Porat blamed Russia’s invasion of Ukraine; like many U.S. corporations, Alphabet suspended its business in Russia after it went to war with Ukraine. The loss of revenue from Russia was about a 1% hit on its overall revenue, executives disclosed.

“The war, that did have an outsized impact on YouTube ads relative to the rest of Google,” Porat said. “And that was both from suspending the vast majority of our commercial activities in Russia as well, as I noted earlier, the related reduction in spend primarily by brand advertisers in Europe.”

Analysts weren’t buying that explanation, sticking to questions about the rise of TikTok. One analyst said he has been hearing concerns about more competition from TikTok affecting YouTube’s mobile usage.

“We’ve seen significant investment in online video and there has been a ton of innovation, but there are 2 billion-plus logged-in viewers who visit YouTube every single month and more people are creating content on YouTube than we have ever seen before,” Alphabet Chief Executive Sundar Pichai rebutted.

In addition to YouTube, concerns about the general macroeconomic advertising environment and the outlook spooked some analysts. Porat said that in Google Services, the revenue growth rates in its advertising businesses benefited from lapping the COVID-related weakness in 2020.

“Obviously we will not have that tailwind for the rest of this year,” she said. “As discussed in prior calls, the largest impact from COVID on our results was in the second quarter of 2020, which means that in the second quarter of 2022, we will face a particularly difficult comp as we lap the recovery we had in the second quarter of 2021.”

Wall Street had been expecting Alphabet to weather the storm in the online-ads sector, where Apple Inc.’s AAPL, -3.73% privacy changes to iOS have had a big impact on Facebook parent Meta Platforms Inc. FB, -3.23% and other ad-based companies. Comments about its Google ad and search business are likely indicators that other internet companies could report even more disappointing results in the coming weeks, starting with Facebook on Wednesday.

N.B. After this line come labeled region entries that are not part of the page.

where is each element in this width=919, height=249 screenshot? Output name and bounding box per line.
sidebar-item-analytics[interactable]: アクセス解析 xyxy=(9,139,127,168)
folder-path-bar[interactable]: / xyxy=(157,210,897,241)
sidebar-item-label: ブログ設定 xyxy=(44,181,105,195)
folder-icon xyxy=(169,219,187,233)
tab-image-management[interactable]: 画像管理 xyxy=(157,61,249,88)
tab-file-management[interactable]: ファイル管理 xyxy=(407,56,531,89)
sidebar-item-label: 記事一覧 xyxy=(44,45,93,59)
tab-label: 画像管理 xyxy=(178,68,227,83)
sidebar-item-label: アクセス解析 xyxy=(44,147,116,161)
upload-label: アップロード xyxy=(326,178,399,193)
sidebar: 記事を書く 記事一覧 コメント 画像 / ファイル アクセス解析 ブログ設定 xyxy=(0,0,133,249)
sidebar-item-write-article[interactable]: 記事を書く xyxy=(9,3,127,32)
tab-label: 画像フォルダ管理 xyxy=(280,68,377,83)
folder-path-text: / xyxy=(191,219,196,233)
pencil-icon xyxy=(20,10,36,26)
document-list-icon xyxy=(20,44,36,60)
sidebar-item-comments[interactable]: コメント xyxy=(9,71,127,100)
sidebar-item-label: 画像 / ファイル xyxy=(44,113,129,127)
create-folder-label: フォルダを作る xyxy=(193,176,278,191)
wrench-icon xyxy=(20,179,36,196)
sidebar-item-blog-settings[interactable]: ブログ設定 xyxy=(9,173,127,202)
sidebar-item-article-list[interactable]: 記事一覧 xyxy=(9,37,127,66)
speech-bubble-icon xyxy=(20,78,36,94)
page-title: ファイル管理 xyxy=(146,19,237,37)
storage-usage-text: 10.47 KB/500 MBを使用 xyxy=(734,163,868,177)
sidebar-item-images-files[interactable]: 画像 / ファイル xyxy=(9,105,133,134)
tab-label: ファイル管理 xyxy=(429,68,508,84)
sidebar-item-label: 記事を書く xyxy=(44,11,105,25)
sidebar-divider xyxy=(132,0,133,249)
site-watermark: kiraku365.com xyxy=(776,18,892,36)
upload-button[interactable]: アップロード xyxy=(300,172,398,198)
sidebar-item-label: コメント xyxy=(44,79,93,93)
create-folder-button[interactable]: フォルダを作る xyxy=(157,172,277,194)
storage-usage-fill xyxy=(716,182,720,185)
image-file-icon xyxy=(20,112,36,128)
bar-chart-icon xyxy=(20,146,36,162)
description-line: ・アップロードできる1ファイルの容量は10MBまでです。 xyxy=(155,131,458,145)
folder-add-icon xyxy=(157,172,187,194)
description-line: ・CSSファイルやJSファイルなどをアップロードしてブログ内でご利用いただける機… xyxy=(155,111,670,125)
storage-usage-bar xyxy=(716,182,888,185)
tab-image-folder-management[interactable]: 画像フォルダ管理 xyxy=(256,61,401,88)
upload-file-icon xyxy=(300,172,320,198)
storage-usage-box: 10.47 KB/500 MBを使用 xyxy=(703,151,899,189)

In after-hours trading Tuesday, shares of Alphabet fell 4% at one point, though a major increase to its stock buyback plan — to $70 billion, up from $50 billion last year — likely helped its shares stave off much more damage, ending the session down 2.7%. Meta, which saw its stock dip nearly as much in Tuesday’s after-hours session, may not be so lucky.

If Alphabet is no longer a port in the storm, investors are going to have a tough time finding a better alternative among its few competitors.